Narrowband UV-B Treatment More Effective for Vitiligo Than Psoralen UV-A Therapy
Pearls for Practice
- At the end of treatment, 64% of patients in the NB-UVB group showed greater than 50% improvement in BSA affected by vitiligo vs 36% of patients in the PUVA group.
- All patients in the NB-UVB group had excellent color match of the repigmented skin vs only 11 (44%) of those in the PUVA group. At the end of follow-up, the color match in repigmented areas in all patients in the NB-UVB group remained excellent vs only 14 (61%) of 23 patients in the PUVA group.
The following article was found on medscape.com
May 23, 2007 More patients with vitiligo who receive narrowband UV-B treatment vs psoralen and UV-A therapy have improvement over 50% of their body, according to the results of a double-blind randomized trial published in the May issue of the Archives of Dermatology.“The combination of treatment with psoralen followed by irradiation with UV-A (PUVA) is a well-established treatment for nonsegmental vitiligo, but it has many disadvantages,” write Sami Sasi Yones, from the Guy’s, King’s, and St. Thomas’ School of Medicine, King’s College, London, England, and colleagues. “In the past decade, there have been reports of good efficacy using narrowband UV-B therapy (NB-UVB; 311-313 nm, TL-01 lamp, Koninklijke Philips Electronics NV, Amsterdam, the Netherlands) to treat the condition. To our knowledge, we report the first double-blind randomized trial of PUVA therapy using oral psoralen vs NB-UVB therapy for vitiligo.”
At a phototherapy unit in a university hospital, 56 patients with nonsegmental vitiligo underwent twice-weekly therapy with PUVA or NB-UVB. The primary endpoints were the change in body surface area affected (BSA) by vitiligo and the color match of repigmented skin compared with unaffected skin after 48 sessions of therapy, at the end of the therapy course, and 12 months after the end of therapy.
Data were analyzed from the 25 patients each in the PUVA and NB-UVB groups who began therapy.
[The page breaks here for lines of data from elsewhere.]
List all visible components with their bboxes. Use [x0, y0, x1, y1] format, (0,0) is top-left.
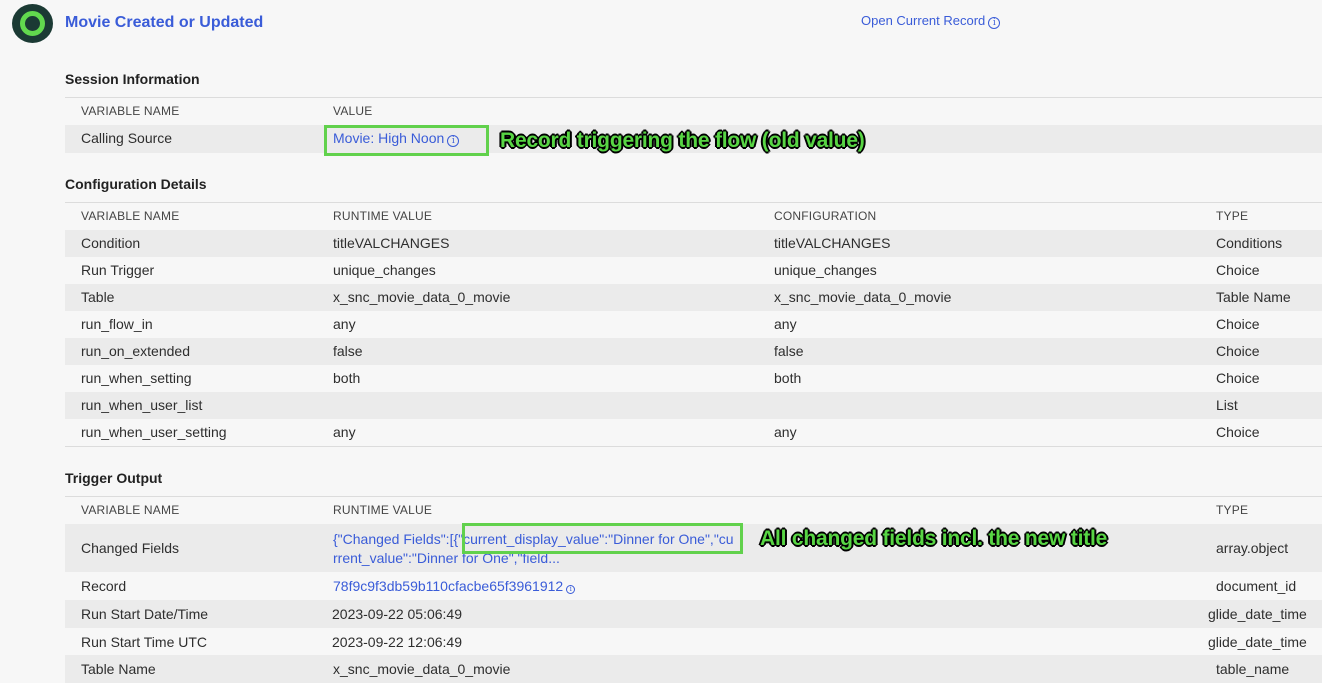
row-runtime: x_snc_movie_data_0_movie	[333, 289, 511, 305]
row-config: false	[774, 343, 804, 359]
row-runtime: false	[333, 343, 363, 359]
row-type: glide_date_time	[1208, 634, 1307, 650]
changed-fields-text: {"Changed Fields":[{	[333, 531, 459, 547]
row-config: any	[774, 316, 797, 332]
row-name: Table	[81, 289, 115, 305]
col-configuration: CONFIGURATION	[774, 209, 877, 223]
divider	[65, 202, 1322, 203]
row-type: Conditions	[1216, 235, 1283, 251]
row-config: any	[774, 424, 797, 440]
col-variable-name: VARIABLE NAME	[81, 503, 180, 517]
row-runtime: both	[333, 370, 361, 386]
table-row: run_when_user_setting any any Choice	[65, 419, 1322, 446]
info-icon: i	[566, 585, 576, 594]
table-row: Table Name x_snc_movie_data_0_movie tabl…	[65, 655, 1322, 683]
col-variable-name: VARIABLE NAME	[81, 209, 180, 223]
divider	[65, 97, 1322, 98]
row-type: document_id	[1216, 578, 1297, 594]
row-type: Table Name	[1216, 289, 1291, 305]
config-section-title: Configuration Details	[65, 176, 207, 192]
divider	[65, 496, 1322, 497]
row-name: run_when_setting	[81, 370, 192, 386]
row-runtime: unique_changes	[333, 262, 436, 278]
row-type: glide_date_time	[1208, 606, 1307, 622]
highlight-box-changed-fields	[462, 523, 743, 554]
row-runtime: titleVALCHANGES	[333, 235, 450, 251]
col-runtime-value: RUNTIME VALUE	[333, 209, 433, 223]
row-runtime: 2023-09-22 05:06:49	[332, 606, 462, 622]
col-value: VALUE	[333, 104, 373, 118]
row-type: array.object	[1216, 540, 1289, 556]
trigger-section-title: Trigger Output	[65, 470, 163, 486]
table-row: Run Start Time UTC 2023-09-22 12:06:49 g…	[65, 628, 1322, 655]
trigger-table-header: VARIABLE NAME RUNTIME VALUE TYPE	[65, 503, 1322, 523]
table-row: run_on_extended false false Choice	[65, 338, 1322, 365]
config-table-header: VARIABLE NAME RUNTIME VALUE CONFIGURATIO…	[65, 209, 1322, 229]
row-type: Choice	[1216, 262, 1260, 278]
table-row: run_when_setting both both Choice	[65, 365, 1322, 392]
row-name: Calling Source	[81, 130, 173, 146]
record-id: 78f9c9f3db59b110cfacbe65f3961912	[333, 578, 564, 594]
row-name: Record	[81, 578, 127, 594]
col-type: TYPE	[1216, 503, 1249, 517]
row-type: Choice	[1216, 343, 1260, 359]
row-config: titleVALCHANGES	[774, 235, 891, 251]
row-runtime: x_snc_movie_data_0_movie	[333, 661, 511, 677]
row-config: x_snc_movie_data_0_movie	[774, 289, 952, 305]
col-variable-name: VARIABLE NAME	[81, 104, 180, 118]
open-current-record-link[interactable]: Open Current Record i	[861, 13, 1001, 29]
session-section-title: Session Information	[65, 71, 200, 87]
row-runtime: any	[333, 424, 356, 440]
row-type: table_name	[1216, 661, 1290, 677]
table-row: run_when_user_list List	[65, 392, 1322, 419]
row-name: run_when_user_list	[81, 397, 203, 413]
row-type: Choice	[1216, 316, 1260, 332]
table-row: Record 78f9c9f3db59b110cfacbe65f3961912 i…	[65, 572, 1322, 600]
flow-title[interactable]: Movie Created or Updated	[65, 14, 263, 32]
divider	[65, 446, 1322, 447]
row-name: Table Name	[81, 661, 156, 677]
logo-ring-icon	[20, 11, 45, 36]
col-runtime-value: RUNTIME VALUE	[333, 503, 433, 517]
row-type: Choice	[1216, 424, 1260, 440]
table-row: Table x_snc_movie_data_0_movie x_snc_mov…	[65, 284, 1322, 311]
row-name: Run Start Date/Time	[81, 606, 209, 622]
table-row: Condition titleVALCHANGES titleVALCHANGE…	[65, 230, 1322, 257]
row-name: Run Trigger	[81, 262, 155, 278]
row-type: List	[1216, 397, 1238, 413]
row-config: unique_changes	[774, 262, 877, 278]
row-runtime: 2023-09-22 12:06:49	[332, 634, 462, 650]
highlight-box-calling-source	[324, 125, 489, 156]
row-name: run_flow_in	[81, 316, 153, 332]
row-name: Run Start Time UTC	[81, 634, 208, 650]
annotation-changed-fields: All changed fields incl. the new title	[760, 527, 1108, 550]
record-link[interactable]: 78f9c9f3db59b110cfacbe65f3961912 i	[333, 578, 576, 594]
row-type: Choice	[1216, 370, 1260, 386]
session-table-header: VARIABLE NAME VALUE	[65, 104, 1322, 124]
table-row: Run Start Date/Time 2023-09-22 05:06:49 …	[65, 600, 1322, 628]
row-name: Changed Fields	[81, 540, 180, 556]
row-name: run_when_user_setting	[81, 424, 227, 440]
table-row: run_flow_in any any Choice	[65, 311, 1322, 338]
col-type: TYPE	[1216, 209, 1249, 223]
row-name: Condition	[81, 235, 141, 251]
table-row: Run Trigger unique_changes unique_change…	[65, 257, 1322, 284]
row-name: run_on_extended	[81, 343, 190, 359]
row-runtime: any	[333, 316, 356, 332]
annotation-calling-source: Record triggering the flow (old value)	[500, 129, 865, 152]
info-icon: i	[988, 17, 1001, 29]
app-logo	[12, 4, 53, 43]
open-current-record-label: Open Current Record	[861, 13, 986, 28]
row-config: both	[774, 370, 802, 386]
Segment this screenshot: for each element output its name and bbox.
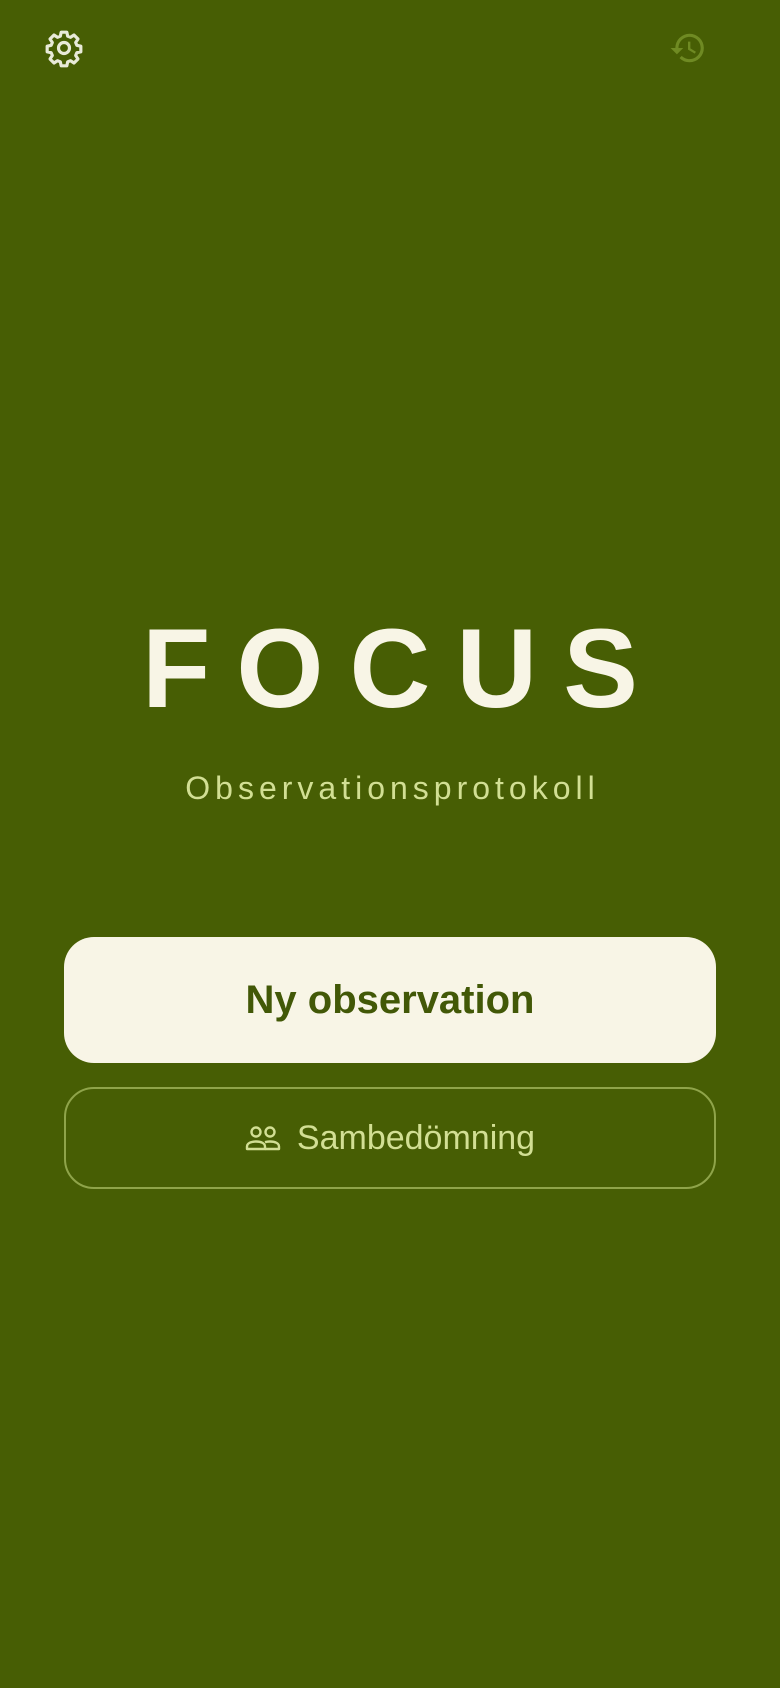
history-button[interactable]	[666, 26, 710, 70]
app-title: FOCUS	[142, 606, 664, 731]
settings-button[interactable]	[42, 26, 86, 70]
co-assessment-label: Sambedömning	[296, 1118, 536, 1157]
new-observation-button[interactable]: Ny observation	[64, 937, 716, 1063]
app-subtitle: Observationsprotokoll	[185, 770, 600, 806]
history-icon	[669, 29, 707, 67]
co-assessment-button[interactable]: Sambedömning	[64, 1087, 716, 1189]
gear-icon	[44, 28, 84, 68]
people-icon	[245, 1125, 281, 1151]
new-observation-label: Ny observation	[245, 977, 535, 1022]
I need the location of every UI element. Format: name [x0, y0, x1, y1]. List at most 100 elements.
The median number of treatments was 47 in the PUVA-treated group and 97 in the NB-UVB “treated group (P = .03), which the investigators suggest was because of the differences in efficacy and adverse effects between the modalities, causing patients in the NB-UVB group to want a longer course of treatment.
At the end of treatment, 16 (64%) of 25 patients in the NB-UVB group showed greater than 50% improvement in affected BSA, as did 9 (36%) of 25 patients in the PUVA group. All patients in the NB-UVB group had excellent color match of the repigmented skin, as did only 11 (44%) of those in the PUVA group (P < .001).
Among patients who completed 48 sessions, the improvement in BSA affected by vitiligo was greater with NB-UVB therapy than with PUVA therapy (P = .007). The superiority of NB-UVB was generally maintained 12 months after treatment was stopped. There was no apparent association between success of treatment and duration of vitiligo.
“The mechanism of action of all phototherapy in the treatment of vitiligo may very probably involve diminution of the immunological process followed by the stimulation of residual melanocytes, particularly those residing in hair follicles,” the authors write. “Our results firmly suggest that, in most patients, the NB-UVB form of this therapy is preferable to PUVA for the treatment of vitiligo.”
Crawford Pharmaceuticals Ltd supported this study. The authors have disclosed no relevant financial relationships.
In an accompanying editorial, Henry W. Lim, MD, and Camile L. Hexsel, MD, from Henry Ford Medical Center in Detroit, Michigan, review published studies and provide a suggested treatment algorithm.
“In the past 10 years, several new methods of treating vitiligo have emerged, including NB-UVB therapy, targeted phototherapy, topical calcineurin inhibitors, and topical calcipotriene,” Drs. Lim and Hexsel write. “Refinement of surgical techniques has also continued. In 2007 … the question when managing patients with vitiligo, especially that involving exposed sites, is no longer whether to treat or not to treat but to decide which treatment method is most appropriate for the individual patient.”
Dr. Lim has disclosed being a consultant for La Roche-Posay, Neutrogena Corp, and Orfagen and receiving research grant support from Johnson & Johnson.
Arch Dermatol. 2007;143:578-584, 643-646.